I’ve recently started learning yoga. And those who know me would know just how far away from my comfort zone that is. To help minimize my anxieties about it, I got myself some one-on-one classes. That way, I thought, my instructor could help me at my own pace and I wouldn’t be distracted by comparing myself to others.
I began my classes fully committed to being the most obedient student I could be. I would literally just wait for her to tell me where to move which part of my body, when to inhale and exhale, and more importantly when I could end. I attuned my ears to whatever my instructor said and cleared my head of everything but that moment.
For someone who has never had an exercise regimen in her life, I sometimes wonder how I survive the hour. I marvel at how my body is stronger than I thought or more flexible than I thought. At the coaching of my instructor, I learned to be more patient with myself, to brush off my embarrassment if I couldn’t balance or lift as well as I had hoped.
I’ve come to think of it as another way to pray – to praise God with the movement of my limbs and with the depth of my breathing. It has become a special moment between God and me. At the end, I cannot help but echo the Psalm: “I praise you, O Lord, for I am fearfully and wonderfully made.”
In reflecting on this new way to pray, I was amazed at how completely I trusted someone I had never met before, how quickly I could tune out all other sounds except my instructor’s voice, and how unquestioning I was at her every directive. If I were as docile to God’s promptings, I’m sure I would have saved myself (and others) a lot of heartache.
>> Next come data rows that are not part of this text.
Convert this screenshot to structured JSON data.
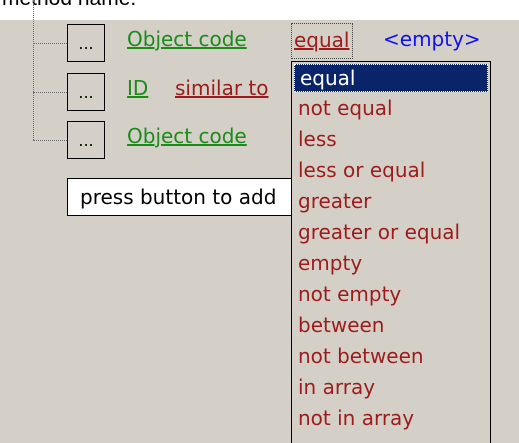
{
  "top_fragment": "method name.",
  "conditions": [
    {
      "field": "Object code"
    },
    {
      "field": "ID",
      "operator": "similar to"
    },
    {
      "field": "Object code"
    }
  ],
  "button_label": "...",
  "current_operator": "equal",
  "current_value": "<empty>",
  "add_button_label": "press button to add",
  "dropdown": {
    "selected_index": 0,
    "options": [
      "equal",
      "not equal",
      "less",
      "less or equal",
      "greater",
      "greater or equal",
      "empty",
      "not empty",
      "between",
      "not between",
      "in array",
      "not in array"
    ]
  },
  "colors": {
    "background": "#d4d0c8",
    "field_link": "#1a8c1a",
    "operator_link": "#9c1c1c",
    "value_link": "#1010ee",
    "selection": "#0a246a"
  }
}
The truth is, it’s a lot easier to train our biological ears rather than our spiritual ears to listen. The noise from the outside is a lot faster to sift through and to sort out. The noises inside us – the insecurities, anxieties, questions, and selfish desires can so easily drown out the “still, small voice” inside waiting to give us peace. Among other things, learning something new has taught me that no matter how old I am, or how much of life I think I’ve figured out, I’m always a beginner at something. There’s always something new to learn and some new experience to discover even in the mundane. And when I do take the time to listen, I discover that God is always finding new ways to get my attention and to get me to fall in love with Him anew.